O Guarú, conhecido também como lebiste selvagem ou barrigudinho, come larvas. Com 764 casos confirmados de dengue neste ano, município alia controle biológico ao mecânico e químico

Com 764 casos de dengue confirmados, somente, neste ano, a secretaria de Saúde de Rio Preto busca, constantemente, alternativas e parcerias a fim de evitar a epidemia sofrida no ano passado com 33.153 casos positivos da doença. Além do controle que os agentes realizam diariamente, a prefeitura utiliza aliado biológico, um tipo de peixe que se alimenta da larva do mosquito.

Dhoje Interior

Conhecido como guarú, lebiste selvagem ou barrigudinho, o peixinho, que chega ao máximo de quatro centímetros, é uma potente arma no combate à dengue. O barrigudinho se alimenta das larvas deixadas pelo mosquito e interrompe o ciclo de reprodução do inseto.  Os agentes despejam o animal em piscinas sem uso ou tanques, onde não é possível o uso de larvecidas.

“Esses peixes são largofágos, ou seja, se alimentam da larva de qualquer mosquito, então eles fazem o controle biológico do mosquito, principalmente, o do Aedes aegypti. Esses peixes são colocados em piscinas que não são tratadas com cloro, em fontes ou até bebedouros de animais que ficam próximos da área urbana”, explicou o biólogo da vigilância ambiental de Rio Preto, César Leandro Jerônimo.

Ainda segundo o biólogo, as casas que estão fechadas para locação ou venda também receberão os peixes se necessários, “Os corretores de imóveis, que fizeram a parceria conosco no combate à dengue, agora, vão poder fazer esse contato com a equipe de Saúde para disponibilizar o peixe no imóvel que está fechado”.

A utilização o peixe é um método barato na prevenção, recentemente, os peixinhos foram soltos na piscina do Rio Preto Esporte Clube, “esse peixe se desenvolve rápido e em questão de tempo estará cheia de peixinhos a piscina”, disse Jerônimo.

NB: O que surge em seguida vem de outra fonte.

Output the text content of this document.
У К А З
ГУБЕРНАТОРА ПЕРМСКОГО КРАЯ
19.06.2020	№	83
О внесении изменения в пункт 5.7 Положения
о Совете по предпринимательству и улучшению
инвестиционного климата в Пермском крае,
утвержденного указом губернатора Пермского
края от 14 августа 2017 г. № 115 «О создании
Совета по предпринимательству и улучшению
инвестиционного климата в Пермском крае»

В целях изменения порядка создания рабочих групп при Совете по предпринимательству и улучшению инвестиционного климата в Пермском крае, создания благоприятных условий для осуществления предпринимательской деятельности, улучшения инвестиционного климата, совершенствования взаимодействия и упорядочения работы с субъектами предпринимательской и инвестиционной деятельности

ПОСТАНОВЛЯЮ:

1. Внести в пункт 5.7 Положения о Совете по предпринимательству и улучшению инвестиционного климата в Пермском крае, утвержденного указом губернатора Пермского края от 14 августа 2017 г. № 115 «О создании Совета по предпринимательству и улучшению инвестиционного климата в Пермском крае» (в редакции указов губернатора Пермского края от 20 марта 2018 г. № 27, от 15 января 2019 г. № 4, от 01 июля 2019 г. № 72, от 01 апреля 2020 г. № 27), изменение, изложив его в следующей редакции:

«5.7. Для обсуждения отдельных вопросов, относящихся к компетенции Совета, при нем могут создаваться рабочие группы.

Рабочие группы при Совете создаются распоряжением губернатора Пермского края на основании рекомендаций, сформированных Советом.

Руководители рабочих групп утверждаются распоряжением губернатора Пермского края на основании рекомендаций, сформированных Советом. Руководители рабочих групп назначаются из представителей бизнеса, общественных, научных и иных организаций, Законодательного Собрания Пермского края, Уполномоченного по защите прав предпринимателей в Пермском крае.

O biólogo ponderou ainda que, “o peixe é um aliado a mais contra o mosquito Aedes aegypti, mas tem o controle mecânico de tirar os pontos de acúmulo de água e também o controle químico que é feito pela nebulização”.

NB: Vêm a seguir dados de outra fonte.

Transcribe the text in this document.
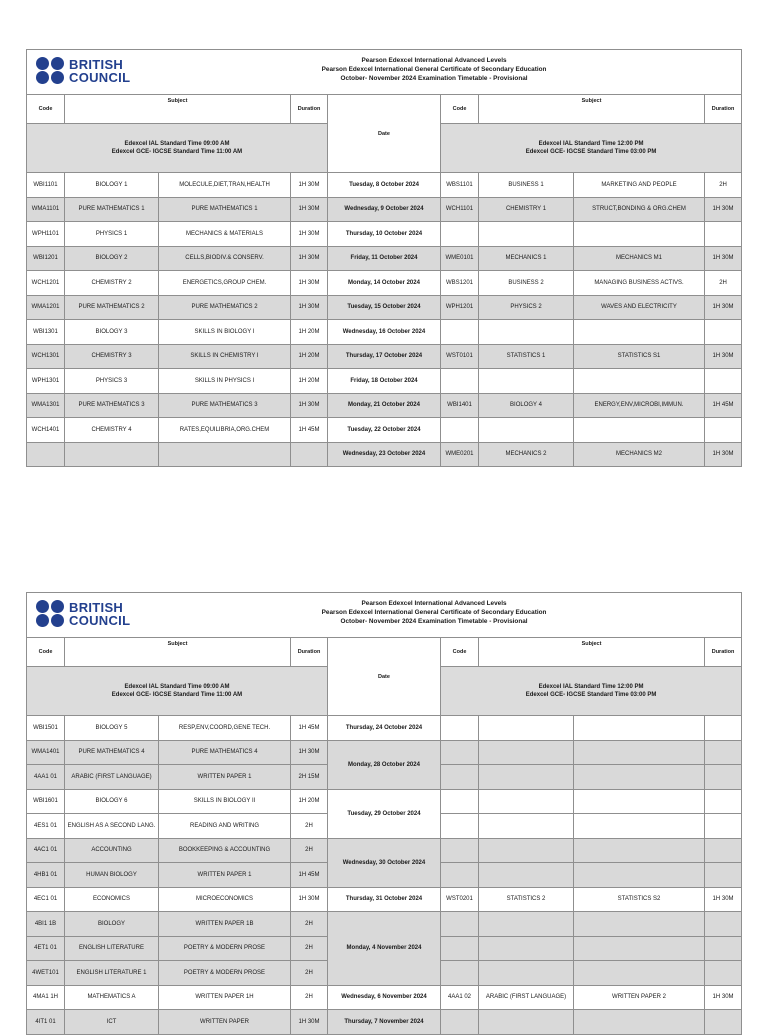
BRITISH
COUNCIL
Pearson Edexcel International Advanced Levels
Pearson Edexcel International General Certificate of Secondary Education
October- November 2024 Examination Timetable - Provisional								

Code	Subject		Duration	Date	Code	Subject		Duration
Edexcel IAL Standard Time 09:00 AM
Edexcel GCE- IGCSE Standard Time 11:00 AM					Edexcel IAL Standard Time 12:00 PM
Edexcel GCE- IGCSE Standard Time 03:00 PM			
WBI1101	BIOLOGY 1	MOLECULE,DIET,TRAN,HEALTH	1H 30M	Tuesday, 8 October 2024	WBS1101	BUSINESS 1	MARKETING AND PEOPLE	2H
WMA1101	PURE MATHEMATICS 1	PURE MATHEMATICS 1	1H 30M	Wednesday, 9 October 2024	WCH1101	CHEMISTRY 1	STRUCT,BONDING & ORG.CHEM	1H 30M
WPH1101	PHYSICS 1	MECHANICS & MATERIALS	1H 30M	Thursday, 10 October 2024				
WBI1201	BIOLOGY 2	CELLS,BIODIV.& CONSERV.	1H 30M	Friday, 11 October 2024	WME0101	MECHANICS 1	MECHANICS M1	1H 30M
WCH1201	CHEMISTRY 2	ENERGETICS,GROUP CHEM.	1H 30M	Monday, 14 October 2024	WBS1201	BUSINESS 2	MANAGING BUSINESS ACTIVS.	2H
WMA1201	PURE MATHEMATICS 2	PURE MATHEMATICS 2	1H 30M	Tuesday, 15 October 2024	WPH1201	PHYSICS 2	WAVES AND ELECTRICITY	1H 30M
WBI1301	BIOLOGY 3	SKILLS IN BIOLOGY I	1H 20M	Wednesday, 16 October 2024				
WCH1301	CHEMISTRY 3	SKILLS IN CHEMISTRY I	1H 20M	Thursday, 17 October 2024	WST0101	STATISTICS 1	STATISTICS S1	1H 30M
WPH1301	PHYSICS 3	SKILLS IN PHYSICS I	1H 20M	Friday, 18 October 2024				
WMA1301	PURE MATHEMATICS 3	PURE MATHEMATICS 3	1H 30M	Monday, 21 October 2024	WBI1401	BIOLOGY 4	ENERGY,ENV,MICROBI,IMMUN.	1H 45M
WCH1401	CHEMISTRY 4	RATES,EQUILIBRIA,ORG.CHEM	1H 45M	Tuesday, 22 October 2024				
				Wednesday, 23 October 2024	WME0201	MECHANICS 2	MECHANICS M2	1H 30M
BRITISH
COUNCIL
Pearson Edexcel International Advanced Levels
Pearson Edexcel International General Certificate of Secondary Education
October- November 2024 Examination Timetable - Provisional								

Code	Subject		Duration	Date	Code	Subject		Duration
Edexcel IAL Standard Time 09:00 AM
Edexcel GCE- IGCSE Standard Time 11:00 AM					Edexcel IAL Standard Time 12:00 PM
Edexcel GCE- IGCSE Standard Time 03:00 PM			
WBI1501	BIOLOGY 5	RESP,ENV,COORD,GENE TECH.	1H 45M	Thursday, 24 October 2024				
WMA1401	PURE MATHEMATICS 4	PURE MATHEMATICS 4	1H 30M	Monday, 28 October 2024				
4AA1 01	ARABIC (FIRST LANGUAGE)	WRITTEN PAPER 1	2H 15M					
WBI1601	BIOLOGY 6	SKILLS IN BIOLOGY II	1H 20M	Tuesday, 29 October 2024				
4ES1 01	ENGLISH AS A SECOND LANG.	READING AND WRITING	2H					
4AC1 01	ACCOUNTING	BOOKKEEPING & ACCOUNTING	2H	Wednesday, 30 October 2024				
4HB1 01	HUMAN BIOLOGY	WRITTEN PAPER 1	1H 45M					
4EC1 01	ECONOMICS	MICROECONOMICS	1H 30M	Thursday, 31 October 2024	WST0201	STATISTICS 2	STATISTICS S2	1H 30M
4BI1 1B	BIOLOGY	WRITTEN PAPER 1B	2H	Monday, 4 November 2024				
4ET1 01	ENGLISH LITERATURE	POETRY & MODERN PROSE	2H					
4WET101	ENGLISH LITERATURE 1	POETRY & MODERN PROSE	2H					
4MA1 1H	MATHEMATICS A	WRITTEN PAPER 1H	2H	Wednesday, 6 November 2024	4AA1 02	ARABIC (FIRST LANGUAGE)	WRITTEN PAPER 2	1H 30M
4IT1 01	ICT	WRITTEN PAPER	1H 30M	Thursday, 7 November 2024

Há mais de dois anos, equipes da secretaria de Saúde realizam a criação de peixes e disponibilizam para a população. Os interessados devem entrar em contato no Disque Saúde pelo número 0800 7717123 e fazer a solicitação. “As equipes têm até dez dias para entregar o peixe na residência, levamos em uma garrafa e depositamos esses peixes em uma piscina ou dependendo do criadouro”, finalizou Jerônimo.